How to be a good poetry audience..

We’ve talked about stage fright, the benefits of attending poetry workshops and tips on performance in previous blogs, and now it’s time to give the audience a few pointers!

It’s simple really; a good audience can help uplift a performance, while a distracted/bored audience might drain, even the most seasoned performer. No poetry event is complete without an audience that is willing to be captivated.

Speaking from the perspective of a performer, myself, I can attest to the fact that an artist feeds off the energy of an audience.

So let’s go over some do’s and don’ts – some might be obvious and others not so much.

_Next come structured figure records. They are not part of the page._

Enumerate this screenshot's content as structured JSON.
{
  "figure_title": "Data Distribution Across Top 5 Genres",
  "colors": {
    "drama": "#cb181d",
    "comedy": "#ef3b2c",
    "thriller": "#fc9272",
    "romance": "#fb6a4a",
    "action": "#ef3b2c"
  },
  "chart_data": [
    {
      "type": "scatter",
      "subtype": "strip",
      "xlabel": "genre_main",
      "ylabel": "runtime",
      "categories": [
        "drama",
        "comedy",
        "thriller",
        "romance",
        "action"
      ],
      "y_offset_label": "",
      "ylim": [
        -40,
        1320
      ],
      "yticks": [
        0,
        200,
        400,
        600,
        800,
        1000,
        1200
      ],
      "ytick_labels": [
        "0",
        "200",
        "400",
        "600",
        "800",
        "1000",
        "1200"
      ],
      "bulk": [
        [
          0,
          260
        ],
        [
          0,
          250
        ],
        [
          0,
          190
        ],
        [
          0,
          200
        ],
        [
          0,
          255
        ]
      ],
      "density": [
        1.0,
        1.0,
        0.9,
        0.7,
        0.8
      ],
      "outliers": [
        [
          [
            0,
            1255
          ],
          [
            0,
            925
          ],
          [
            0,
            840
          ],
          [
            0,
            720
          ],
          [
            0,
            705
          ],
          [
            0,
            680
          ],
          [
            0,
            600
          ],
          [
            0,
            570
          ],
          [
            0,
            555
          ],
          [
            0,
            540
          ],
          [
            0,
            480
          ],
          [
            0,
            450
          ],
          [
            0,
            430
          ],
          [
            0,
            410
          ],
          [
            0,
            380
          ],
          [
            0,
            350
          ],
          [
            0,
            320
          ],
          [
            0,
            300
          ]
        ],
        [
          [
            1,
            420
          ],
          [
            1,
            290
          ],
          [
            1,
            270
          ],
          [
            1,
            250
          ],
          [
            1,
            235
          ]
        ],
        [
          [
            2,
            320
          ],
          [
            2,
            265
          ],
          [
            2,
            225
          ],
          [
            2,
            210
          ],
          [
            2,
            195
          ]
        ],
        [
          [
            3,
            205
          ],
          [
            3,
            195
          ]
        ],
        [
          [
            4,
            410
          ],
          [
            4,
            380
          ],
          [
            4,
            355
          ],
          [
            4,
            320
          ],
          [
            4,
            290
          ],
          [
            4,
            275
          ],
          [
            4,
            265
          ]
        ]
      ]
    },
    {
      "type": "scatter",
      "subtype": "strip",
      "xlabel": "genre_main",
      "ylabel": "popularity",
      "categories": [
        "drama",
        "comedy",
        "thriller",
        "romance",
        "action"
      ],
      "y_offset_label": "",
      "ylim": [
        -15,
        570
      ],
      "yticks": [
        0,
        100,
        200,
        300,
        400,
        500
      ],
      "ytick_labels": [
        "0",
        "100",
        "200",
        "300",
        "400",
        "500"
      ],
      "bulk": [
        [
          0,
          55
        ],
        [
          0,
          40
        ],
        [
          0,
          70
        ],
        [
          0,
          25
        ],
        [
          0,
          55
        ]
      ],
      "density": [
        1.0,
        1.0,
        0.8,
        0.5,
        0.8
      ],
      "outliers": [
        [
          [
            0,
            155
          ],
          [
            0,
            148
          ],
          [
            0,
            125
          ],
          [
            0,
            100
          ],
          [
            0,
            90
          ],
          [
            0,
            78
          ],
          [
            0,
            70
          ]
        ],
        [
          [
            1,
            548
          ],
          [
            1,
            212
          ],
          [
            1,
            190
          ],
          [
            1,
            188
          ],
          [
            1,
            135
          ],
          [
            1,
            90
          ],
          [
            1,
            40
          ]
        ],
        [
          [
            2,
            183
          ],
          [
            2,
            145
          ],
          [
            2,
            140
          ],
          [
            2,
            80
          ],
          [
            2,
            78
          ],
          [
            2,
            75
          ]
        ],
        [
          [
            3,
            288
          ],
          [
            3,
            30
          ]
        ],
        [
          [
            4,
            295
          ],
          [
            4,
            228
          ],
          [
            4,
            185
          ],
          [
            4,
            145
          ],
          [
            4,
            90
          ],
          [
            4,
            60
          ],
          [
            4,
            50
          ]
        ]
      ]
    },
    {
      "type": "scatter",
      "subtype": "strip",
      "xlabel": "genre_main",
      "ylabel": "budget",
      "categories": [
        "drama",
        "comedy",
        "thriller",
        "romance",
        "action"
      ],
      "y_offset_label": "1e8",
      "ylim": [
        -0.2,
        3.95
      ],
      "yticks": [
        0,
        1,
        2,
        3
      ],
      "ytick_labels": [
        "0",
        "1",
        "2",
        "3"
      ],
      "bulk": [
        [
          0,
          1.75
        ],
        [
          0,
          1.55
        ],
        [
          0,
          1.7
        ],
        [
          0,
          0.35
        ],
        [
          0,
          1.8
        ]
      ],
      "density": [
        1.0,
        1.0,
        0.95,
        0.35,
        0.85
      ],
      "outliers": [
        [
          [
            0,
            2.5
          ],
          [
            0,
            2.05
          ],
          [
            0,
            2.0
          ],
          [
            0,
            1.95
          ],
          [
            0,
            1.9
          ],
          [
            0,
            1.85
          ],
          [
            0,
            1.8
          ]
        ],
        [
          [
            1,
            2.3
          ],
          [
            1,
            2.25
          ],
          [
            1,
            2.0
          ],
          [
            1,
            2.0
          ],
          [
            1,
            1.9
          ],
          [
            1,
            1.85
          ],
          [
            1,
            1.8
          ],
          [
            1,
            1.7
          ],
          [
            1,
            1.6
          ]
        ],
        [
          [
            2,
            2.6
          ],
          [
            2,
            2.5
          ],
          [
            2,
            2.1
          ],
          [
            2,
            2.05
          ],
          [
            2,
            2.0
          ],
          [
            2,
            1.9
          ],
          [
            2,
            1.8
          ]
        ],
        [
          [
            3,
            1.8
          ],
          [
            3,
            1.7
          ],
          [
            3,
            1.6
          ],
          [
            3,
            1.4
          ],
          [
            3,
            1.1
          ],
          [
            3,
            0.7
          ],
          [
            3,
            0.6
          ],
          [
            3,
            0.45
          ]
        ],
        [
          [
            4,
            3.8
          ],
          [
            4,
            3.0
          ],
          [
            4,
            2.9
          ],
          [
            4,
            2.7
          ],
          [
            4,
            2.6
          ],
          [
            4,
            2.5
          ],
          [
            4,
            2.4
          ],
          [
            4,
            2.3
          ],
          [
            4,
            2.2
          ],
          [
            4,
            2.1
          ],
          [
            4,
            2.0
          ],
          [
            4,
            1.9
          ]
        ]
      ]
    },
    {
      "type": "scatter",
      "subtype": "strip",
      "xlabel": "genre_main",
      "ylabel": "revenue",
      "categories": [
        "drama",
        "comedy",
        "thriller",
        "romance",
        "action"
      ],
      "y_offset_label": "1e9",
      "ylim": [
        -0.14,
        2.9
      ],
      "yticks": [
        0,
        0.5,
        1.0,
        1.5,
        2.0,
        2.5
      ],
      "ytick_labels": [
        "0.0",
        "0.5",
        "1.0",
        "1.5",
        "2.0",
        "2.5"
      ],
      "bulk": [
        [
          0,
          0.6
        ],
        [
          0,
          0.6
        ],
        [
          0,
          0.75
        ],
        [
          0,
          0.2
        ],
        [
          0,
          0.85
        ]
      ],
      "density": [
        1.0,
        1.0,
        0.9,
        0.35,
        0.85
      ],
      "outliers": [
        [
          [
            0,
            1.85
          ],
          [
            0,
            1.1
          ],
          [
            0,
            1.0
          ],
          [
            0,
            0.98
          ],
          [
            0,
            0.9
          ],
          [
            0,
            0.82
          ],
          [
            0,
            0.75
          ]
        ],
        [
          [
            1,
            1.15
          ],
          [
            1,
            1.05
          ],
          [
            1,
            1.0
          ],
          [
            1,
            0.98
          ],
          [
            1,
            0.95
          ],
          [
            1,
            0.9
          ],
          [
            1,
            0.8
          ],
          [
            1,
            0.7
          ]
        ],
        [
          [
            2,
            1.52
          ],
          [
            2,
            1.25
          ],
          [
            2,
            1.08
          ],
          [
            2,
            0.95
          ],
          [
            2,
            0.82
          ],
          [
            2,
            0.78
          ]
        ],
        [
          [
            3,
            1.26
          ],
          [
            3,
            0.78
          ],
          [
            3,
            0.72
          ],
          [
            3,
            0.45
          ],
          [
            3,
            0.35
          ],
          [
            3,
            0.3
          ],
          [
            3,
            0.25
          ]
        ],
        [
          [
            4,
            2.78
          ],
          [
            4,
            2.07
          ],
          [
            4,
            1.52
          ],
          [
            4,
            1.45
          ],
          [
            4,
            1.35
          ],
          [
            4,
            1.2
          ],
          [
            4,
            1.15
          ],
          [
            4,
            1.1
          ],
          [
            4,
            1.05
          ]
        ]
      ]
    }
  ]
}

  • I know traffic in Mumbai can be hellish but please factor that in and get to the gig on time. Nothing is more distracting to a performer, than an audience member, who saunters in at the last minute with squeaky shoes, bumping into people.
  • Yes you’re not at the movies or in church, no one is going to make an announcement, but it is basic etiquette that you keep your phone on silent or switch it off. This goes out especially to those who invest in songs as ringtones and the sound of dogs barking as a message alert.
  • There will be occasions where poets you love or admire are performing and you like their poem. Please let the artist know if you’ve taken a video or if it’s not too much of a hassle, ask them before you upload it somewhere public. I know some fantastic poets who refuse to be videoed.
  • A lot of poetry gigs aren’t paid which means that more often than not, poets are not paid to come and read their poems. This eliminates all the effort put into writing good poetry, memorising it, working on their performance etc etc. So if a poem or a poet resonates with you, please show them some appreciation. You might just be the reason they keep writing and performing.
  • I know this is a super obvious one but let’s just get it out of the way – don’t talk when someone is performing. Don’t whisper either, you might think you’re being quiet but you’re probably one of those loud whisperers that might as well have been screaming!
  • And last but not the least, be a responsive audience. Smile at a joke, nod in agreement, click your fingers, clap your hands, and be present!